Thursday, January 20, 2022
“Choosing Incentives in Large Population Games with Applications to Epidemic Control”
Gökçe Dayanıklı, PhD Candidate, Operations Research and Financial Engineering Department, Princeton University
Abstract: In this talk, we consider a Stackelberg mean field game model between a principal and a mean field of agents evolving on a finite state space, motivated by models of epidemic control in large populations. The agents play a non-cooperative game in which they can control their transition rates between states to minimize an individual cost. The principal can influence the resulting Nash equilibrium through incentives to optimize its own objective. Later, we propose an application to an epidemic model of SIR type in which the agents control their interaction rate and the principal is a regulator acting with non-pharmaceutical interventions. To compute the solutions, we use an innovative numerical approach based on Monte Carlo simulations and machine learning tools for stochastic optimization. Finally, we briefly discuss another game formulation for a continuum of non-identical players evolving on a finite state space where their interactions are represented by a graphon.
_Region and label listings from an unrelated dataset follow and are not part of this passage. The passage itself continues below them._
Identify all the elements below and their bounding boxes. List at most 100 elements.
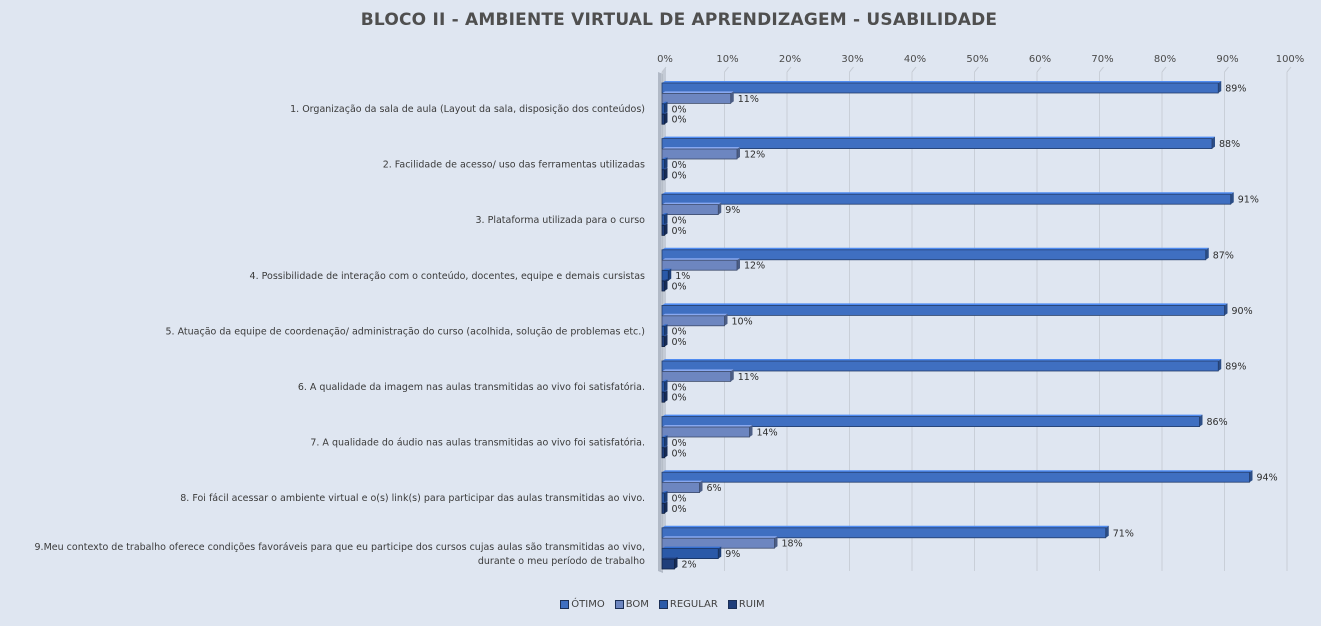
gridline: [911, 66, 917, 73]
bar-side: [664, 324, 668, 337]
legend-swatch: [658, 600, 668, 609]
legend-item: RUIM: [727, 599, 765, 610]
bar-top: [662, 303, 1228, 306]
data-label: 9%: [725, 549, 740, 560]
bar: [661, 381, 665, 393]
bar: [661, 259, 738, 271]
data-label: 0%: [672, 115, 687, 126]
x-tick-label: 60%: [1029, 54, 1051, 65]
data-label: 86%: [1207, 417, 1228, 428]
bar-top: [662, 112, 668, 115]
bar-side: [664, 334, 668, 347]
gridline: [661, 66, 667, 73]
bar-side: [664, 390, 668, 403]
bar-side: [664, 223, 668, 236]
gridline: [1224, 66, 1229, 73]
bar-top: [662, 101, 668, 104]
bar-top: [662, 501, 668, 504]
bar-side: [730, 91, 734, 104]
legend-label: RUIM: [738, 599, 765, 610]
bar: [661, 204, 719, 216]
bar: [661, 304, 1225, 316]
gridline: [724, 66, 729, 73]
bar: [661, 138, 1213, 150]
data-label: 71%: [1113, 528, 1134, 539]
bar-top: [662, 223, 668, 226]
legend-item: REGULAR: [658, 599, 718, 610]
bar-top: [662, 546, 722, 549]
x-tick-label: 90%: [1216, 54, 1238, 65]
bar: [661, 325, 665, 337]
bar-top: [662, 202, 722, 205]
bar-side: [1218, 359, 1222, 371]
bar-top: [662, 470, 1253, 473]
category-label: durante o meu período de trabalho: [478, 556, 645, 567]
bar: [661, 193, 1232, 205]
data-label: 0%: [672, 327, 687, 338]
data-label: 0%: [672, 282, 687, 293]
bar-side: [718, 546, 722, 559]
bar-top: [662, 157, 668, 160]
gridline: [974, 66, 979, 73]
x-tick-label: 0%: [657, 54, 673, 65]
bar-top: [662, 445, 668, 448]
bar-top: [662, 167, 668, 170]
category-label: 1. Organização da sala de aula (Layout d…: [290, 104, 645, 115]
bar: [661, 82, 1219, 94]
data-label: 9%: [725, 205, 740, 216]
data-label: 90%: [1232, 306, 1253, 317]
data-label: 88%: [1219, 139, 1240, 150]
data-label: 14%: [757, 428, 778, 439]
data-label: 11%: [738, 94, 759, 105]
gridline: [1286, 66, 1292, 73]
bar: [661, 548, 719, 559]
bar-side: [664, 279, 668, 291]
data-label: 11%: [738, 372, 759, 383]
bar-side: [724, 313, 728, 326]
legend-swatch: [727, 600, 737, 609]
data-label: 18%: [782, 539, 803, 550]
bar-top: [662, 379, 668, 382]
bar-side: [664, 101, 668, 114]
x-tick-label: 80%: [1154, 54, 1176, 65]
legend-swatch: [560, 600, 570, 609]
data-label: 89%: [1225, 362, 1246, 373]
x-tick-label: 100%: [1276, 54, 1305, 65]
bar: [661, 558, 675, 570]
bar-side: [664, 435, 668, 448]
x-tick-label: 20%: [779, 54, 801, 65]
bar: [661, 158, 665, 170]
category-label: 4. Possibilidade de interação com o cont…: [250, 271, 645, 282]
bar-side: [737, 258, 740, 271]
bar-side: [1205, 247, 1209, 260]
gridline: [786, 66, 792, 73]
data-label: 2%: [682, 560, 697, 571]
bar-top: [662, 536, 778, 539]
data-label: 0%: [672, 504, 687, 515]
bar-side: [664, 379, 668, 392]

Biography: Gökçe Dayanıklı is a PhD Candidate at the Operations Research and Financial Engineering Department at Princeton University. During Fall 2021, she was a visiting researcher at the Institute for Mathematical and Statistical Innovation at the University of Chicago. She holds a BSc in Industrial Engineering from Bogazici University. Her research interests are at the intersection of game & control theory and machine learning where she aims to find optimal policies and incentives for the real life societal problems. In 2021, she was given the Award for Excellence by Princeton University School of Engineering and Applied Science.